Suppose $w$ is $p$-th root of unity. Why when from $$a_o + a_1 \omega + a_2 \omega^2 ... + a_{p-1} \omega^{p-1} = 0$$ we can conclude that $$a_0 = a_1 = a_2 = ... = a_{p-1}.$$ And later use it to find some nonzero $a_i.$
I have found this piece in this answer.
I thought to multiply by $w$ and so change the roles of $a_0$ and $a_{p-1},$ and so on. But i also think that all the coefficients must be zeroes.
EDIT: $p$ is prime.
Consider the map $\mathbb Q$-linear map $\mathbb Q^p \to \mathbb Q[\omega], (a_0, \dotsc, a_{p-1}) \mapsto a_0 + a_1 \omega + \dotsb a_{p-1}\omega^{p-1}$.

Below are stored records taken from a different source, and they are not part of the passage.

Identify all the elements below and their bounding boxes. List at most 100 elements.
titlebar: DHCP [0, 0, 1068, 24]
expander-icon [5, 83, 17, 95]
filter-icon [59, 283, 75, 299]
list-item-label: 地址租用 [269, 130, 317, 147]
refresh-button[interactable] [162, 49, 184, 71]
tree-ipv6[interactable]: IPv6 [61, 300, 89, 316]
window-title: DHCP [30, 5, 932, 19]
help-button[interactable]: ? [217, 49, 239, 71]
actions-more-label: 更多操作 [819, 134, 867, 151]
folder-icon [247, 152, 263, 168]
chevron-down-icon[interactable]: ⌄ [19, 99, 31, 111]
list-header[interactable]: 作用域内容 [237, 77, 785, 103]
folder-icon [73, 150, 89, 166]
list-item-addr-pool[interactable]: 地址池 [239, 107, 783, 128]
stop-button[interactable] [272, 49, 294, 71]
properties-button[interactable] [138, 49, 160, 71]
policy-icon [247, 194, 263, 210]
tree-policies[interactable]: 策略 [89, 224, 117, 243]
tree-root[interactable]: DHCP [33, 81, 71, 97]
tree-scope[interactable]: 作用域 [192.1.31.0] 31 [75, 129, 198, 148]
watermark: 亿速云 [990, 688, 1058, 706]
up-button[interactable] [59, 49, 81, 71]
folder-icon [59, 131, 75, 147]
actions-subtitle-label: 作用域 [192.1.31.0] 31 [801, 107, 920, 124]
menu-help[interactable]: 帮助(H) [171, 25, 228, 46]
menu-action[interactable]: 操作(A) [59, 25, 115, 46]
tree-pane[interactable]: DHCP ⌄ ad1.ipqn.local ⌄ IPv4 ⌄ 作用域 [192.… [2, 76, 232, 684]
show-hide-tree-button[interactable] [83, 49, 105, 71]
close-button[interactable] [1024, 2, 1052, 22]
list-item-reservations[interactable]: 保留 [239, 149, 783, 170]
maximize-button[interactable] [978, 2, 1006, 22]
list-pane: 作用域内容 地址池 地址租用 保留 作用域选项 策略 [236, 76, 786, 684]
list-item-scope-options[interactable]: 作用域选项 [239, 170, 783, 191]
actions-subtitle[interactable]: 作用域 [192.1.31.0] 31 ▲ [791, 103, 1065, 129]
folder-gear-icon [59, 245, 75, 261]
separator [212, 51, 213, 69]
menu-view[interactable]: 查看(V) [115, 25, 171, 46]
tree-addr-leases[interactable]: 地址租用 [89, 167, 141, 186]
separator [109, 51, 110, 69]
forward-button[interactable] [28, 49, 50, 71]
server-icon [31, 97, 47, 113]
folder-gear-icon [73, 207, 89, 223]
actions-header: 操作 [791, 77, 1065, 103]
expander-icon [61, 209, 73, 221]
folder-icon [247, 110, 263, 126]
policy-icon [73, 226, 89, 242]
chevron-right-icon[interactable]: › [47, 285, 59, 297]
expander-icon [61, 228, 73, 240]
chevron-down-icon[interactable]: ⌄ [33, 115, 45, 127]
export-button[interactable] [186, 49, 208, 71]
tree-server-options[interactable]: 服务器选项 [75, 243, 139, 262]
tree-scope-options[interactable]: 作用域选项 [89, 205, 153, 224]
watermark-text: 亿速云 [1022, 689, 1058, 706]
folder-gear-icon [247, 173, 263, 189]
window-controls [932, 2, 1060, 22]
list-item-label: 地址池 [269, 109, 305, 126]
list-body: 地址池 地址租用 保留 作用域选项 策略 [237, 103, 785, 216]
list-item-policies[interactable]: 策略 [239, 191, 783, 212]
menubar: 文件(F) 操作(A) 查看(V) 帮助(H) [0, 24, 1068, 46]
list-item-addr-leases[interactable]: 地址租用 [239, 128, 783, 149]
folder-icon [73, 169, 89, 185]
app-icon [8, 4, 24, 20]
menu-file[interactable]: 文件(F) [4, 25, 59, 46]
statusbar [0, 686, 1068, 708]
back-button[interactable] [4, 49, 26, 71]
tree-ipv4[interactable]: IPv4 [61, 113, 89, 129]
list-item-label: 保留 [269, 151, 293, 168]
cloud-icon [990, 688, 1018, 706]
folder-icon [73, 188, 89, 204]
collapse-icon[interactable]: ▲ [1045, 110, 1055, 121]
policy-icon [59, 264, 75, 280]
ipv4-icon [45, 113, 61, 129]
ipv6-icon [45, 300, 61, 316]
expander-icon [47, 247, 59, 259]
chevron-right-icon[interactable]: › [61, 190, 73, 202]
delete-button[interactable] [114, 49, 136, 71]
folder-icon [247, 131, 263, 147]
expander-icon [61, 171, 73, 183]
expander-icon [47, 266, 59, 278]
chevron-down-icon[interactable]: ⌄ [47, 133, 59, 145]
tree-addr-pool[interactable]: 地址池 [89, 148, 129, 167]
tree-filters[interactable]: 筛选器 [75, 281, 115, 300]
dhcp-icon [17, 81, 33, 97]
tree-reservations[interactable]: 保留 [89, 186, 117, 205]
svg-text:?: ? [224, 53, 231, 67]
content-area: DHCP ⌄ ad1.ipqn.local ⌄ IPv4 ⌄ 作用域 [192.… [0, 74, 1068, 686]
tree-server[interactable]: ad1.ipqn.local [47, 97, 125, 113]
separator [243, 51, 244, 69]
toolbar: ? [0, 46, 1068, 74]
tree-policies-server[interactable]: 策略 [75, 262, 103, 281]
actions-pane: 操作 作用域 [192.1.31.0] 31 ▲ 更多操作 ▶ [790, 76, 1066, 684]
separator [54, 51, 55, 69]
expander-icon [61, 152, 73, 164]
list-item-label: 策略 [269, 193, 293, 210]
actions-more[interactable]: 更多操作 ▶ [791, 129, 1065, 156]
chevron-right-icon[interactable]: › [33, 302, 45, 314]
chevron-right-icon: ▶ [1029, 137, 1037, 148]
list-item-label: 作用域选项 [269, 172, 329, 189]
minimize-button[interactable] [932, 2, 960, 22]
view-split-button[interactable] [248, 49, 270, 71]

Since $1, \omega, \dotsc, \omega^{p-2}$ are linear independent (the minimal polynomial has degree $p-1$), we get that the image has dimension $p-1$, hence the kernel is one-dimensional.
Clearly $(1,1, \dotsc, 1)$ is an element of the kernel, thus any element of the kernel has the form $a \cdot (1,1, \dotsc, 1)$.
Here are some more details:
We have $1+ \omega + \omega^2 + \dotsb + \omega^{p-1} = \frac{\omega^p-1}{\omega - 1}=0$, hence $(1,1, \dotsc, 1)$ is an element of the kernel. In other words, $\omega$ is a root of the polynomial $f=x^{p-1}+x^{p-2} + \dotsb + x +1$. This polynomial is irreducible, hence it is the polynomial of smallest degree, that has $\omega$ as a root. In particular $1, \omega, \dotsc, \omega^{p-2}$ are linear independent, since any linear combination would give rise to a polynomial of degree $\leq p-2$.